In their private session, Serizawa asks Ryunosuke to kill Kondo, a samurai that's making it difficult for him to lead the group. In return Serizawa offers to give him Hyoma's head as well as Kondo's woman. Serizawa discovers Omatsu nearby listening in on their conversation. He advises Serizawa to kill her rather than question her. When Serizawa is hesitant he tells him to leave Omatsu to him, also letting him know he'll do what he asked. He leaves Omatsu with Ryunosuke who questions her. He tells her "Shout or run and I may have to kill you.Stay as you are until I leave." In the main hall three other samurai agree to kill Serizawa and Ryunosuke as well.

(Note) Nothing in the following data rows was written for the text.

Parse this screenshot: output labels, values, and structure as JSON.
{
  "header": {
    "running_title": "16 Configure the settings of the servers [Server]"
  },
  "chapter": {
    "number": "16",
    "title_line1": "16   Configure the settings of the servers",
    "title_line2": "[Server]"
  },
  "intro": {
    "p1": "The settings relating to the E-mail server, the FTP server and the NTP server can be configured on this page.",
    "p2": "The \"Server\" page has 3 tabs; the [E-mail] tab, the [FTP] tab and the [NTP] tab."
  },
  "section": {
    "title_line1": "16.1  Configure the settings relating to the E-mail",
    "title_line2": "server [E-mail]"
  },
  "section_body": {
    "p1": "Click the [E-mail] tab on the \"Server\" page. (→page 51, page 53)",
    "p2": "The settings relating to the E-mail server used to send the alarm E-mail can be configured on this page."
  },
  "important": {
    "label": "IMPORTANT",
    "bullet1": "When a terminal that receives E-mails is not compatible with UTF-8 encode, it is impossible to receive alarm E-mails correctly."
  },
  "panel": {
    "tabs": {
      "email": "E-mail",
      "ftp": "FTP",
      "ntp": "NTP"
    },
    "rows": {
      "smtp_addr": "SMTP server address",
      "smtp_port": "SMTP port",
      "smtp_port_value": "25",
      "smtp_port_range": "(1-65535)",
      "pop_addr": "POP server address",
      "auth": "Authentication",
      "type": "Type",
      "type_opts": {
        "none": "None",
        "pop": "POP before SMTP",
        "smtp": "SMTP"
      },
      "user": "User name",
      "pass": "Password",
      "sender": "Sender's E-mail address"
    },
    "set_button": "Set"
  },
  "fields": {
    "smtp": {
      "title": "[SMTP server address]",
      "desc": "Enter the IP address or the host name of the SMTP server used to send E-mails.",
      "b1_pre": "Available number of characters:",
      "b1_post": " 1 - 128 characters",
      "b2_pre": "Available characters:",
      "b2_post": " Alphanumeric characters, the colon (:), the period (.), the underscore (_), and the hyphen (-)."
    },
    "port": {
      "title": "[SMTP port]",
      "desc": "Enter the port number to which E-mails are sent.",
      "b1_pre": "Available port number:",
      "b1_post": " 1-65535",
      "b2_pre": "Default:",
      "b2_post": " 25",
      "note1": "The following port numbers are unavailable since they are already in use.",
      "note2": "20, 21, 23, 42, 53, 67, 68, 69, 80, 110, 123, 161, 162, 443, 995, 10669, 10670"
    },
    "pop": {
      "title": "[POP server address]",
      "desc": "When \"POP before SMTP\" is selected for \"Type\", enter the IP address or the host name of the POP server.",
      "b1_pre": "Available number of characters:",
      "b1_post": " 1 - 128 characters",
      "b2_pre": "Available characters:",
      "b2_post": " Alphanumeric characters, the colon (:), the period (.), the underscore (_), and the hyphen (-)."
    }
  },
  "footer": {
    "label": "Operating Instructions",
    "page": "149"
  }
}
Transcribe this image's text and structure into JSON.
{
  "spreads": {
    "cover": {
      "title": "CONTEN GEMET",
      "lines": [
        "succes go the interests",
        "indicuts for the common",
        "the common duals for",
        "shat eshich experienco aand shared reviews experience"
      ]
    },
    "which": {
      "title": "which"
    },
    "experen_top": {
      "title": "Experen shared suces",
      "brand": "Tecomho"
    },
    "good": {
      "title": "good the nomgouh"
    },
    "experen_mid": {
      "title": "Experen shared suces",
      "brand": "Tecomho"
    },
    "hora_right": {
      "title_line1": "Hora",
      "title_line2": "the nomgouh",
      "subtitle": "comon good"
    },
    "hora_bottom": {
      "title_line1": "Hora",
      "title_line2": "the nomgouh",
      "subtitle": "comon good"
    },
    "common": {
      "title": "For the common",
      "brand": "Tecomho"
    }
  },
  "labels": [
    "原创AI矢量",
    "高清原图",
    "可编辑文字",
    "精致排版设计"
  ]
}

Omatsu shrieks telling Ryunosuke that she saw a woman behind him. He tells her that he felt someone was behind him too, but there's nobody there when he looks. Omatsu tells him that a courtesan stabbed herself in this room and it hasn't been used since. Ryunosuke tells her he doesn't believe in ghosts and that he's "more afraid of the living than the dead." She sees the ghost again and runs to Ryunosuke, who says he saw nothing but heard sounds. He describes what he hears and she tells him it sounds like a scene at Daibosatsu Pass. He knows the pass and asks her how she would know it. She tells him it was where her grandfather was killed. This rattles him and he draws his sword as if against the room itself. He slashes the walls and hears figures from his past and starts seeing their shadows, with every wall he slashes. The samurai in the next room soon attack him and he takes them on as well. We see that the samurai have succeeded in killing Serizawa.Ryunosuke's room is on fire, but he keeps fighting killing countless samurai while staggering around as if disoriented. He's wounded bady but keeps going although more and more samurai arrive. The film ends on Ryunosuke in the midst of making another sword slash.